Für die Union kommen die Vorwürfe von Stefan Weber, der in den Medien auch "Plagiatsjäger" genannt wird und der schon Arbeiten vieler bekannter Personen untersucht hat und umstritten ist, wie eine Recherche des "Spiegel" aufzeigt, zur passenden Zeit. Was an den Vorwürfen dran ist oder auch nicht, wird jetzt erst einmal geprüft werden.
Klar ist aber: CDU und CSU haben mit ihrem Verhalten mutwillig dem Ansehen des Bundesverfassungsgerichts geschadet. Dem höchsten deutschen Gericht, eine Instanz, die in der Bevölkerung großes Vertrauen genießt. Zum Glück!

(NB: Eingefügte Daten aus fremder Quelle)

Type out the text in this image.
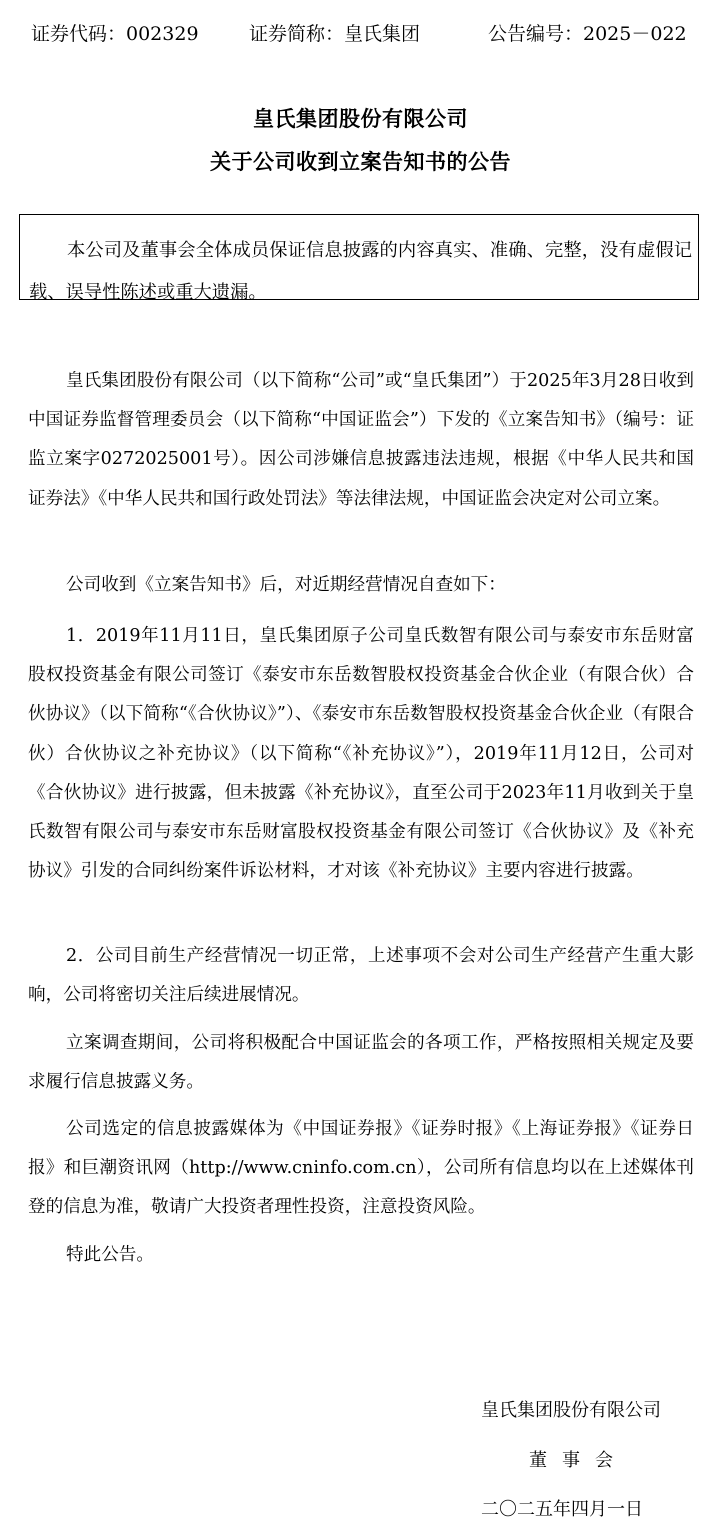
证券代码：002329	证券简称：皇氏集团	公告编号：2025－022
皇氏集团股份有限公司
关于公司收到立案告知书的公告
本公司及董事会全体成员保证信息披露的内容真实、准确、完整，没有虚假记载、误导性陈述或重大遗漏。

皇氏集团股份有限公司（以下简称“公司”或“皇氏集团”）于2025年3月28日收到中国证券监督管理委员会（以下简称“中国证监会”）下发的《立案告知书》（编号：证监立案字0272025001号）。因公司涉嫌信息披露违法违规，根据《中华人民共和国证券法》《中华人民共和国行政处罚法》等法律法规，中国证监会决定对公司立案。

公司收到《立案告知书》后，对近期经营情况自查如下：

1．2019年11月11日，皇氏集团原子公司皇氏数智有限公司与泰安市东岳财富股权投资基金有限公司签订《泰安市东岳数智股权投资基金合伙企业（有限合伙）合伙协议》（以下简称“《合伙协议》”）、《泰安市东岳数智股权投资基金合伙企业（有限合伙）合伙协议之补充协议》（以下简称“《补充协议》”），2019年11月12日，公司对《合伙协议》进行披露，但未披露《补充协议》，直至公司于2023年11月收到关于皇氏数智有限公司与泰安市东岳财富股权投资基金有限公司签订《合伙协议》及《补充协议》引发的合同纠纷案件诉讼材料，才对该《补充协议》主要内容进行披露。

2．公司目前生产经营情况一切正常，上述事项不会对公司生产经营产生重大影响，公司将密切关注后续进展情况。

立案调查期间，公司将积极配合中国证监会的各项工作，严格按照相关规定及要求履行信息披露义务。

公司选定的信息披露媒体为《中国证券报》《证券时报》《上海证券报》《证券日报》和巨潮资讯网（http://www.cninfo.com.cn），公司所有信息均以在上述媒体刊登的信息为准，敬请广大投资者理性投资，注意投资风险。

特此公告。

皇氏集团股份有限公司
董事会
二〇二五年四月一日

Nach außen wurde nun der falsche Anschein erweckt, dass eine Kandidatin möglicherweise nicht kompetent genug ist, juristisch fundierte Entscheidungen, wohlgemerkt im Kollektiv, zu treffen. Bei Günter Spinner, dem eigenen Kandidaten, hätten sie riskiert, dass immer die Frage im Raum gestanden hätte, ob die AfD seine Wahl wohl mitbestimmt hätte.
Jetzt wird am Freitag keiner mehr gewählt. Die Sommerpause beginnt mit einem Knall und die Koalition geht angeknackst in die Sommerpause.
Wie die SPD künftig mit der Union, die ihr in der bisherigen Regierungszeit schon mehrfach auf der Nase herumgetanzt ist, umgehen will, bleibt abzuwarten. Es bleibt zu hoffen, dass es nicht folgenlos bleibt. Doch die SPD bleibt eben auch die SPD.